Au centre de leurs revendications figure la comparution devant l’Assemblée nationale du vice-Premier ministre chargé de l’Intérieur et du ministre de la Défense. Les parlementaires souhaitent obtenir des explications sur les résultats de cinq années d’état de siège au Nord-Kivu et en Ituri, une mesure exceptionnelle instaurée en mai 2021 pour tenter d’endiguer l’insécurité dans ces deux provinces.

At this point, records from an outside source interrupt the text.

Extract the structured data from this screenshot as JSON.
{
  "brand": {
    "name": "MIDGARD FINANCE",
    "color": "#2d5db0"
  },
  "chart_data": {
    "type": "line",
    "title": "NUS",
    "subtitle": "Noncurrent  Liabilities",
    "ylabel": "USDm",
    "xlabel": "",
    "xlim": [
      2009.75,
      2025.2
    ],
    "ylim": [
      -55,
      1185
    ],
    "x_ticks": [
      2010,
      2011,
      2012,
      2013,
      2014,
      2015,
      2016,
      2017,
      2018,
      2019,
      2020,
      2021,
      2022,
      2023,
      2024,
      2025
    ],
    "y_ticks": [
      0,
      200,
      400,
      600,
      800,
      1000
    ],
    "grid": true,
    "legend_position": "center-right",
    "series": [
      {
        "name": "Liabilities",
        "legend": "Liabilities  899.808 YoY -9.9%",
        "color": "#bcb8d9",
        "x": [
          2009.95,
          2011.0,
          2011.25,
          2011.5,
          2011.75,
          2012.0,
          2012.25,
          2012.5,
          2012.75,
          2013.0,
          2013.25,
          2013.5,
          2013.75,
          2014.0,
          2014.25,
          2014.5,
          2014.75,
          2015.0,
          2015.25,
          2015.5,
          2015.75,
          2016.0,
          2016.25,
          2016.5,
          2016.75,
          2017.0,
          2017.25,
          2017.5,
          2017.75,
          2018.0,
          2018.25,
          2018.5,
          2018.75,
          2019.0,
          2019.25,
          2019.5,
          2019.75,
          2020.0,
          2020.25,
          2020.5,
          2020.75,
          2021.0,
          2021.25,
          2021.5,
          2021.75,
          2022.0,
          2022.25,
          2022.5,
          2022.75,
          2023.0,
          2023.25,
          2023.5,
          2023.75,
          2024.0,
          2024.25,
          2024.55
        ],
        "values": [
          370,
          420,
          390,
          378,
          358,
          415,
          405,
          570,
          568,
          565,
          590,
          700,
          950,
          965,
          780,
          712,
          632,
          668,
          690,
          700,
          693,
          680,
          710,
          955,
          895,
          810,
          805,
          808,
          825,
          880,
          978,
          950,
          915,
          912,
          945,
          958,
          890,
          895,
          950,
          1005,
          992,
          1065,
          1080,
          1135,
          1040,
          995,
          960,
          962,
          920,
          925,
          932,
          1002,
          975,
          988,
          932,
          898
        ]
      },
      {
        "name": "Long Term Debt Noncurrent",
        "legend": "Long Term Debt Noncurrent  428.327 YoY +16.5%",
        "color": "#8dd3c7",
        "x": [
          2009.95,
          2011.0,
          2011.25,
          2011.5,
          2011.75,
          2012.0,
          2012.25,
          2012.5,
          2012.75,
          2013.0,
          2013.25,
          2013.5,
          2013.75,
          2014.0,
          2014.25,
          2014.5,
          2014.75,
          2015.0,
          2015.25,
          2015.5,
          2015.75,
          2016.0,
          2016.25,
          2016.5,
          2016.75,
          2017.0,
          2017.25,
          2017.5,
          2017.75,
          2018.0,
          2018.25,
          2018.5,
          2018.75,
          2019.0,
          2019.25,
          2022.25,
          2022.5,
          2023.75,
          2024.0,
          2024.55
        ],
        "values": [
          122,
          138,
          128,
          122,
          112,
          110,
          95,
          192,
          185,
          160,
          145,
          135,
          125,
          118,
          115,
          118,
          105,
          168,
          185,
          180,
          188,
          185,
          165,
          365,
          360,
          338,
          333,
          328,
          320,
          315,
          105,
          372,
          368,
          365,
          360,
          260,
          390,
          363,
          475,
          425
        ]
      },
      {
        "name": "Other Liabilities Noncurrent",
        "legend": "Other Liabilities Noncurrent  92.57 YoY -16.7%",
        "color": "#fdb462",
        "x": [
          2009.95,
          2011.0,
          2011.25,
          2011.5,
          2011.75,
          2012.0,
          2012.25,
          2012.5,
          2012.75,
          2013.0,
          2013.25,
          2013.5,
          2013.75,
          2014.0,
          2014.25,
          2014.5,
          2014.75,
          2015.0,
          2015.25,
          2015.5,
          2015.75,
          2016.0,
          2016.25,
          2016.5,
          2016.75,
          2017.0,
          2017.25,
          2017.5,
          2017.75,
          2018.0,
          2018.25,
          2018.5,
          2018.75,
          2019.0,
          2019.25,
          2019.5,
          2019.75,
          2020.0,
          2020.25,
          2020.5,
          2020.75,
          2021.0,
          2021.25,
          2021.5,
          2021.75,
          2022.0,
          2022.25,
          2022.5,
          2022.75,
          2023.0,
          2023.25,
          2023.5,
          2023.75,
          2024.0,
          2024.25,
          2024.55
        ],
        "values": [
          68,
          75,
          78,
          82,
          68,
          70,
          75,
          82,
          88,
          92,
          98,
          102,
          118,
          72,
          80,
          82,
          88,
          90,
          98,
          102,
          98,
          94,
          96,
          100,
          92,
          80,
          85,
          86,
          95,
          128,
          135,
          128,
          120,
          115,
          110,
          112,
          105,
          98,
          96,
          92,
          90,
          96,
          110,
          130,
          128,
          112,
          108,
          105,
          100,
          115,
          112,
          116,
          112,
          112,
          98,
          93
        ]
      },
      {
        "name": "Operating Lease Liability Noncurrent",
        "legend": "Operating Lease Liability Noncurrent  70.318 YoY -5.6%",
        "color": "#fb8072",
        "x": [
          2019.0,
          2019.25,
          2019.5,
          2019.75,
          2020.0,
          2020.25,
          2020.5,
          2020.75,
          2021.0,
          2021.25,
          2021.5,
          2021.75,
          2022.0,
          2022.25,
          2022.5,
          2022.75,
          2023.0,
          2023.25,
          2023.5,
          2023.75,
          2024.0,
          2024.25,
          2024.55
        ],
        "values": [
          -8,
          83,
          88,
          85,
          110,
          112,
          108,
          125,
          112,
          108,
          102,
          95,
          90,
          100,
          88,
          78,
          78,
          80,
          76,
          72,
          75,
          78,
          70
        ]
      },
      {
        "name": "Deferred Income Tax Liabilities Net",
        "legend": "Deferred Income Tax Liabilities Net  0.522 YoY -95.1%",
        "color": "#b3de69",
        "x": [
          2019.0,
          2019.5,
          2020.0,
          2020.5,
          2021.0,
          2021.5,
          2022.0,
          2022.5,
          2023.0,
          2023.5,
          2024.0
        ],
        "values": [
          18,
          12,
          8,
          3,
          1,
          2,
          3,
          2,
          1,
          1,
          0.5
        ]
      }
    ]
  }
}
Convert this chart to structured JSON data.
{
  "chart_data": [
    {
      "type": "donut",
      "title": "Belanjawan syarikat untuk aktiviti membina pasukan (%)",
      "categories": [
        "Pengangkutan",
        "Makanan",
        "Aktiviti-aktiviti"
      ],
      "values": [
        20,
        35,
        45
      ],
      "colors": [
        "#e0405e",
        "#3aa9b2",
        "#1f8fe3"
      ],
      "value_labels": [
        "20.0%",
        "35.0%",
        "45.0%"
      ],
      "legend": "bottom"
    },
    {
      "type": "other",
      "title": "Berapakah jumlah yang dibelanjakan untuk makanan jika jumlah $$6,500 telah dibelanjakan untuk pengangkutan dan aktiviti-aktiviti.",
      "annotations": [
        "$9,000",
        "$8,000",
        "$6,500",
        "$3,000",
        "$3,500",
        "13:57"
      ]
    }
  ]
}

Les élus réclament également des clarifications sur l’évolution de la situation militaire dans l’Est du pays. Ils s’inquiètent notamment de la poursuite de l’offensive de l’AFC/M23, que Kinshasa accuse d’être soutenue par le Rwanda, ainsi que de la recrudescence des attaques attribuées aux rebelles des ADF dans la région de Beni. Ils se disent par ailleurs préoccupés par des informations faisant état d’une extension de cette menace vers la province du Haut-Uélé.
Cette suspension des activités parlementaires constitue ainsi un nouveau signal d’alarme lancé par les représentants des populations de l’Est. À travers cette démarche, ils appellent à l’ouverture d’un débat national sur l’efficacité des réponses sécuritaires apportées jusqu’ici et sur les mécanismes à mettre en œuvre pour assurer une meilleure protection des civils.